Chile a la vista ¡ y en el alma !


por Hernán Ortega Parada


“Viajar por estos lugares, es sentir
el alma estrenada a cada instante...”
E. BLANCO-AMOR

Revisamos estas notas cuando se apagan las todavía vigentes euforias de Fiestas Patrias 2015 y, a la vez, comienza la reconstrucción de puertos y caletas de la Cuarta y Quinta Regiones después que la naturaleza, en su infinita evolución, ha remecido y asolado grandes extensiones del país. También oscurece el ánimo saber que no solamente la Placa de Nazca nos envía un estremecedor recado cada cierto tiempo, sino que los habitantes del territorio, que aquí han recibido educación superior y posibilidades de acceder a poderes de dignidad, se comportan a la par de los menores de edad que asaltan y roban amparados por la ley. Con la diferencia (agravante) que aquéllos, los adultos, lo tienen todo y éstos, nada.

Sin embargo, veamos un aspecto no desechable de dos cuadros geo-sociológicos de nuestro territorio; sencillamente, para fijar un hito que, si hoy está extraviado, no ha desaparecido del todo.

El espíritu es un duende travieso -inasible dada su incorporeidad-, fecundo y de conversación trascendental cuando establecemos confianza y comunicación con él. Está en las almas simples también; sin embargo, se entrega en forma entusiasta cuando existe una iniciación en la cultura. Y con qué irreal majestad se evidencia a los poetas. Los poetas pueden viajar con los ojos cerrados, o con todos los sentidos, en avidez de descubrir y de revelar. Estaríamos en el segundo caso, en este momento, sintetizando en Eduardo Blanco-Amor, este hombre de la mágica Galicia, que encendió una luz repentina sobre el largo territorio de Chile para que observáramos con mirada paternal lo que buenamente se ha construido en esta tierra bendita. Su instrumento, el libro “Chile a la vista”. Él era un extranjero y supo apreciar el trabajo cuidadoso de Benjamín Subercaseaux Z., que había elevado, con su prosa lúcida y vidente, dos hermosos poemas de nuestro mar y de nuestra tierra, construyendo con ellos una médula que permanece viva.

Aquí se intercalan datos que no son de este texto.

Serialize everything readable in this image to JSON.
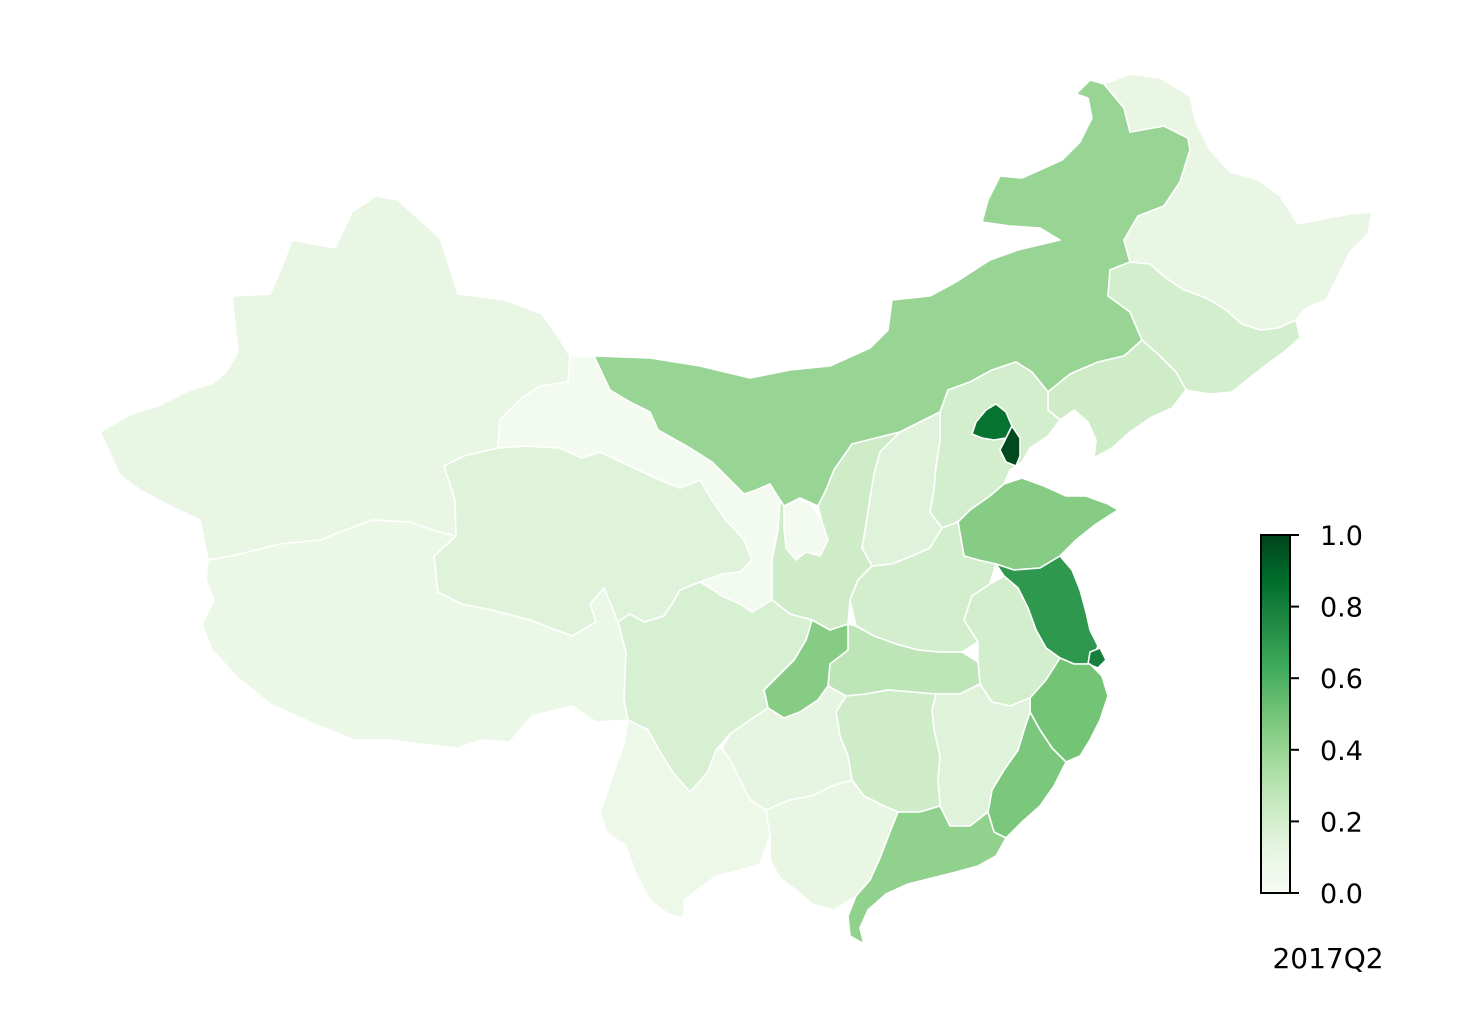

Los que hemos nacido en esta tierra tenemos sobre ella una mirada posesiva, amorosa a pesar de todo, tal vez con algo de Edipo. Ocurre lo mismo que con nuestra casa: la amamos, no podemos vivir sin ella, tejemos ahí nuestros sueños y nuestras desesperanzas (“...mentres os fillos dos celtas / cumpren serva e innobre vida, / entonces o espírito invade do bardo / escura melancolía”, Eduardo Pondal). Difícilmente despertamos a la realidad para sentir, aun con hedonismo, nuestro hábitat tal cual es. Como en la enseñanza: descubrimos la historia y la geografía en la palabra de un maestro; como en la literatura, amanecemos en otros países absortos en el texto de un gran escritor. Es necesario, entonces, que alguien nos despierte y nos muestre el verdadero calor de nuestro hogar, la nobleza de la madera, el olor de la comida que es parte de nuestra sangre, y la cantidad de ensueño y de historia colgados en los muros de la cordillera y en los acantilados que fijan al océano.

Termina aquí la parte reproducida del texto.